- a review of the testID_column parameter usage in automunge and postmunge found a few opportunities for improvement
- added automunge test_ID_column parameter support to pass as True for cases where test set contains consistent ID columns as train set
- which may also be passed as the default of False for this case
- but just trying to make this intuitive, since postmunge allowed passing test_ID_column as True, now can do the same in automunge
- as part of that update realized there was a small redundancy where ID column extraction had gotten integrtated in with index column extraction, so broke the ID column extraction out of index column extraction and consolidated the redundancy
- then in postmunge(.) found that could offer comparable testID_column support to automunge as well, where if a trainID_column was passed to automunge(.), now there is no need to specify a corresponding testID_column in postmunge, it is detected automatically
- (previously this required passing testID_column as either True or as the string or list of columns)

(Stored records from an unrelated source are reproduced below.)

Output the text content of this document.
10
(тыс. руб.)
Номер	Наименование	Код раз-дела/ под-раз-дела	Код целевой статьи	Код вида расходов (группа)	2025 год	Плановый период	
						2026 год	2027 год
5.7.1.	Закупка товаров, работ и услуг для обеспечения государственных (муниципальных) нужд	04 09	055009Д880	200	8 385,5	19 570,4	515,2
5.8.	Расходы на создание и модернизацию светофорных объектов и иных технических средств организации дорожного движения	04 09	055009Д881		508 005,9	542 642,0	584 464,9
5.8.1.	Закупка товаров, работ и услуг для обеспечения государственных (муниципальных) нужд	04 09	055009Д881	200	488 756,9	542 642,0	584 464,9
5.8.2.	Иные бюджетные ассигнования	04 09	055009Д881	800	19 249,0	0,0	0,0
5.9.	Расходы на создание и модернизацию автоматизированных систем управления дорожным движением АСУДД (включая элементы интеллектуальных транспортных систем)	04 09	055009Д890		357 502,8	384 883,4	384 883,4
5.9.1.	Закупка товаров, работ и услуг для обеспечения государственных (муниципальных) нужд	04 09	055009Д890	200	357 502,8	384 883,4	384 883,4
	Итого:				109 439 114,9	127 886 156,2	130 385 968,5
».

- so to be clear, parameter support is now completely equivalent for testID_column between usage in automunge and postmunge, where if trainID columns are present in the test set can either pass as True or leave as default of False and will automatically detect
- also added overdue support for postmunge to automatically detect if a labels column is present and treat accordingly
- (there is a tradeoff in this approach in that if sets passed as numpy arrays if ID columns between train and test are different the label column may have different header, this is a bit of an edge case and not an issue when prefered input of pandas dataframes)
- also started experimenting with ML infill support for an alternative to random forest
- specifically AutoGluon (an autoML library)
- requires installing and then importing AutoGLuon external to the function call as:
import autogluon.core as ag
from autogluon.tabular import TabularPrediction as task
- and then can be activated with ML_cmnd = {'autoML_type':'autogluon'}, and MLinfill=True
- parameter support for autogluon pending
- so to be clear, I don't consider the current autogluon implementation highly audited
- it needs more testing
- please consider this autoML option as experimental for now